Solid State Fluorescence

Publications En lien

• J. Org. Chem. 2019, 84(16), 9965-9974 / DOI: 10.1021/acs.joc.9b01120
• ACS Appl. Mater. Interfaces 2018, 10(30), 25154-25165 / DOI: 10.1021/acsami.8b07859
• Dyes Pigm. 2018, 156, 116-132 / DOI: 10.1016/j.dyepig.2018.03.049
• RSC Adv. 2016, 6 (96), 94200-94205 / DOI: 10.1039/c6ra17438h
• J. Mater. Chem. C 2016 4, 766-779 / DOI: 10.1039/c5tc03465e
• Chem. Mat. 2011, 23, 862-873

Design of Small Organic Fluorophores Emitting in the Solid State

Organic molecules emitting in the solid state are much sought after for their applications in bio-imaging, in which they represent an interesting alternative to soluble fluorophores. In that perspective, red emitting compounds are the most promising.

We are particularly interested in small push-pull dipolar molecules, in which the terminal functional groups on the donor and on the acceptor end can easily be changed to tune the emission properties in the solid state. We undertook a systematic molecular engineering around this structure in order to identify the most promising groups. We are also trying to understand the role of the self-assembly and of the interactions between molecules in the solid state fluorescence with the aim of rationalizing the excitonic origin of the phenomenon. To that end, we used X-ray diffraction coupled with theoretical calculation in addition to fluorescence spectroscopy.

Functional group variation on push-pull dipolar structure

Crystal paking showing different types of aggregates in the solid state

For all the compound studied, the X-ray crystal structure show the presence of long chain of specific aggregates in the form of J-aggregates, whereas the crystal packing of the non-emitting compounds reveal tighly packed dimer.
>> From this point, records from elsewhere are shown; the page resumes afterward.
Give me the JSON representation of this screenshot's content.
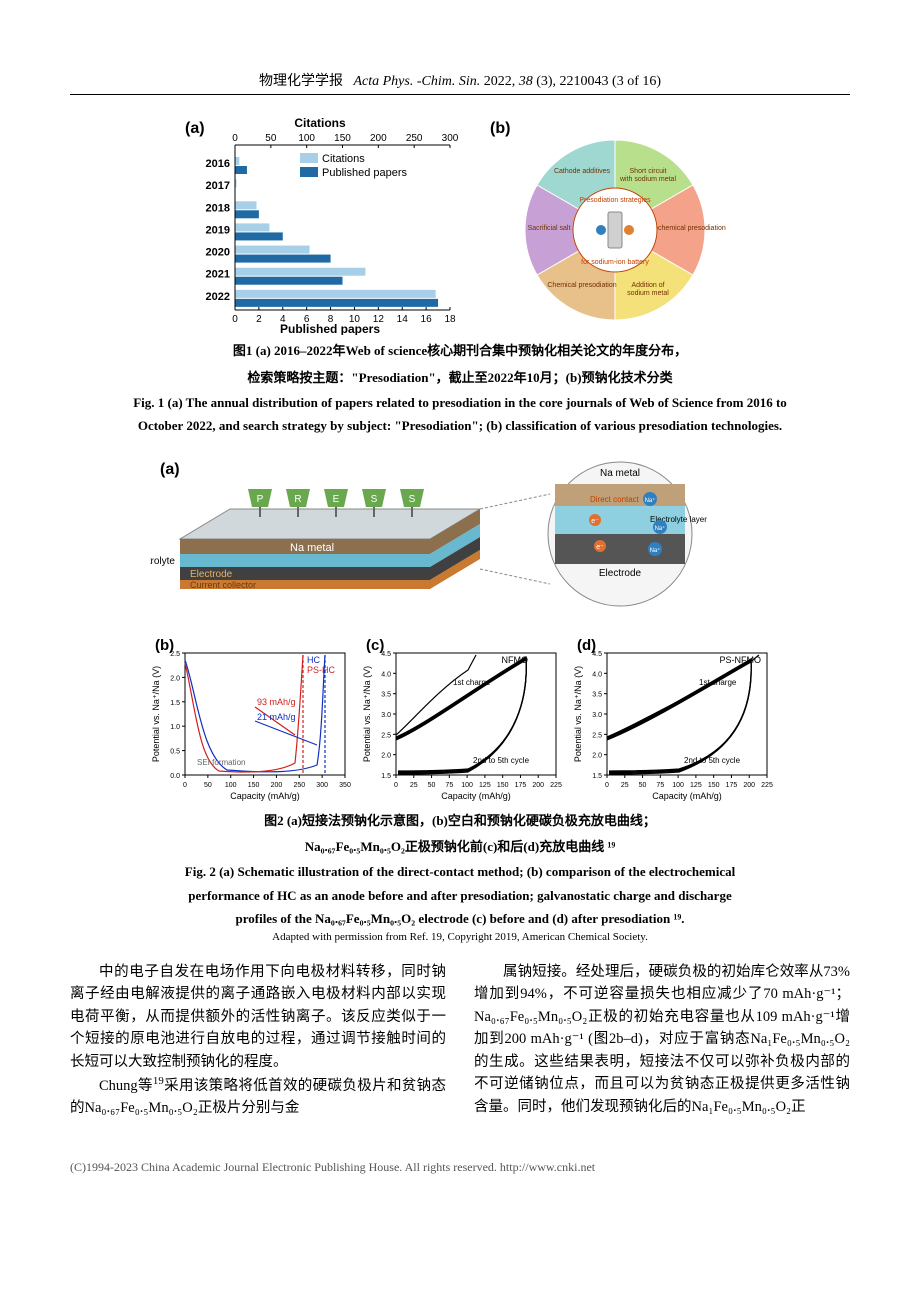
{
  "header": {
    "cn": "物理化学学报",
    "italic": "Acta Phys. -Chim. Sin.",
    "year_vol": "2022, ",
    "issue": "38",
    "rest": " (3), 2210043 (3  of  16)"
  },
  "fig1": {
    "panel_a": "(a)",
    "panel_b": "(b)",
    "chart": {
      "top_axis_label": "Citations",
      "top_ticks": [
        "0",
        "50",
        "100",
        "150",
        "200",
        "250",
        "300"
      ],
      "bottom_axis_label": "Published papers",
      "bottom_ticks": [
        "0",
        "2",
        "4",
        "6",
        "8",
        "10",
        "12",
        "14",
        "16",
        "18"
      ],
      "years": [
        "2016",
        "2017",
        "2018",
        "2019",
        "2020",
        "2021",
        "2022"
      ],
      "legend1": "Citations",
      "legend2": "Published papers",
      "citations": [
        6,
        2,
        30,
        48,
        104,
        182,
        280
      ],
      "papers": [
        1,
        0,
        2,
        4,
        8,
        9,
        17
      ],
      "cit_color": "#a7d0e8",
      "pap_color": "#1f6aa5"
    },
    "pie": {
      "center_text": "Presodiation strategies for sodium-ion battery",
      "slices": [
        {
          "label": "Short circuit with sodium metal",
          "color": "#b8e08c"
        },
        {
          "label": "Electrochemical presodiation",
          "color": "#f5a28a"
        },
        {
          "label": "Addition of sodium metal",
          "color": "#f5e17a"
        },
        {
          "label": "Chemical presodiation",
          "color": "#e8c08a"
        },
        {
          "label": "Sacrificial salt",
          "color": "#c7a0d6"
        },
        {
          "label": "Cathode additives",
          "color": "#9fd8d0"
        }
      ]
    },
    "caption_cn1": "图1   (a) 2016–2022年Web of science核心期刊合集中预钠化相关论文的年度分布，",
    "caption_cn2": "检索策略按主题：\"Presodiation\"，截止至2022年10月；(b)预钠化技术分类",
    "caption_en1": "Fig. 1   (a) The annual distribution of papers related to presodiation in the core journals of Web of Science from 2016 to",
    "caption_en2": "October 2022, and search strategy by subject: \"Presodiation\"; (b) classification of various presodiation technologies."
  },
  "fig2": {
    "panel_a": "(a)",
    "panel_b": "(b)",
    "panel_c": "(c)",
    "panel_d": "(d)",
    "schematic": {
      "na_metal": "Na metal",
      "electrolyte": "Electrolyte",
      "electrolyte_layer": "Electrolyte layer",
      "electrode": "Electrode",
      "current_collector": "Current collector",
      "direct_contact": "Direct contact",
      "press_letters": [
        "P",
        "R",
        "E",
        "S",
        "S"
      ]
    },
    "chart_b": {
      "ylabel": "Potential vs. Na⁺/Na (V)",
      "xlabel": "Capacity (mAh/g)",
      "xticks": [
        "0",
        "50",
        "100",
        "150",
        "200",
        "250",
        "300",
        "350"
      ],
      "yticks": [
        "0.0",
        "0.5",
        "1.0",
        "1.5",
        "2.0",
        "2.5"
      ],
      "legend1": "HC",
      "legend2": "PS-HC",
      "note1": "93 mAh/g",
      "note2": "21 mAh/g",
      "note3": "SEI formation",
      "hc_color": "#1030c0",
      "ps_color": "#d02020"
    },
    "chart_c": {
      "ylabel": "Potential vs. Na⁺/Na (V)",
      "xlabel": "Capacity (mAh/g)",
      "xticks": [
        "0",
        "25",
        "50",
        "75",
        "100",
        "125",
        "150",
        "175",
        "200",
        "225"
      ],
      "yticks": [
        "1.5",
        "2.0",
        "2.5",
        "3.0",
        "3.5",
        "4.0",
        "4.5"
      ],
      "title": "NFMO",
      "note1": "1st charge",
      "note2": "2nd to 5th cycle"
    },
    "chart_d": {
      "ylabel": "Potential vs. Na⁺/Na (V)",
      "xlabel": "Capacity (mAh/g)",
      "xticks": [
        "0",
        "25",
        "50",
        "75",
        "100",
        "125",
        "150",
        "175",
        "200",
        "225"
      ],
      "yticks": [
        "1.5",
        "2.0",
        "2.5",
        "3.0",
        "3.5",
        "4.0",
        "4.5"
      ],
      "title": "PS-NFMO",
      "note1": "1st charge",
      "note2": "2nd to 5th cycle"
    },
    "caption_cn1": "图2   (a)短接法预钠化示意图，(b)空白和预钠化硬碳负极充放电曲线；",
    "caption_cn2": "Na₀.₆₇Fe₀.₅Mn₀.₅O₂正极预钠化前(c)和后(d)充放电曲线 ¹⁹",
    "caption_en1": "Fig. 2   (a) Schematic illustration of the direct-contact method; (b) comparison of the electrochemical",
    "caption_en2": "performance of HC as an anode before and after presodiation; galvanostatic charge and discharge",
    "caption_en3": "profiles of the Na₀.₆₇Fe₀.₅Mn₀.₅O₂ electrode (c) before and (d) after presodiation ¹⁹.",
    "permission": "Adapted with permission from Ref. 19, Copyright 2019, American Chemical Society."
  },
  "body": {
    "p1": "中的电子自发在电场作用下向电极材料转移，同时钠离子经由电解液提供的离子通路嵌入电极材料内部以实现电荷平衡，从而提供额外的活性钠离子。该反应类似于一个短接的原电池进行自放电的过程，通过调节接触时间的长短可以大致控制预钠化的程度。",
    "p2a": "Chung等",
    "p2sup": "19",
    "p2b": "采用该策略将低首效的硬碳负极片和贫钠态的Na₀.₆₇Fe₀.₅Mn₀.₅O₂正极片分别与金",
    "p3a": "属钠短接。经处理后，硬碳负极的初始库仑效率从73%增加到94%，不可逆容量损失也相应减少了70 mAh·g⁻¹；Na₀.₆₇Fe₀.₅Mn₀.₅O₂正极的初始充电容量也从109 mAh·g⁻¹增加到200 mAh·g⁻¹ (图2b–d)，对应于富钠态Na₁Fe₀.₅Mn₀.₅O₂的生成。这些结果表明，短接法不仅可以弥补负极内部的不可逆储钠位点，而且可以为贫钠态正极提供更多活性钠含量。同时，他们发现预钠化后的Na₁Fe₀.₅Mn₀.₅O₂正"
  },
  "footer": "(C)1994-2023 China Academic Journal Electronic Publishing House. All rights reserved.    http://www.cnki.net"
}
With the aim of pushing the emission in the far red / near-infrared region, we used strong electron-accepting moeities such as dicyanoisophorone and 2-dicyanomethylene-3-cyano-4,5,5-trimethyl-2,5-dihydrofurane (also called TCF). Emission above 700 nm could be obtained with quantum yield (Φ_F) as high as 5% and over 25% for emission at λ_em=680 nm. For a given electron-accepting group, subtle variation in the donor end, such as changing the alkyl groups on the N,N-dialkylamino moiety (Chem. Mater. 2011, 23, 862-873), ) or varying the number and the position of methoxy group on TCF dipole (J. Mater. Chem. C 2016, 4, 766-779), induced considerable change on the solid-state fluorescence.

Further modification around the push-pull structure have been realized, with the aim of improving the quantum yield while shifting the emission to the near-infrared (> 800 nm), J. Org. Chem. 2019, 84(16), 9965-9974.

In parallel to the design of new fluorophores emitting in the solid-state, we are also trying to develop stable, ultrabright and biodegrable tracers based on these organic fluorophores embedded in polymer nanocapsules (ACS Appl. Mater. Interfaces 2018, 10(30), 25154-25165) or in mix polymer/silica nanoparticles (RSC Adv. 2016, 6, 94200-94205). Beside obtaining high quantum yield on the nano-aggregates, the main challenge here is to control and decrease the size of the nanoparticles as well as increasing the stability.

The NP probes were successfully tested in vivo on mice bearing tumours without diffusion across the tumour vascular endothelium. The two photon excitation wavelength at 1000 nm is optimum for deep tissue excitation.

Collaboration

• F. Ganachaud, J. Bernard, S. Chambert (INSA Lyon) for the nanoparticles design.
• B. van der Sanden (Clinatec Grenoble) for imaging study.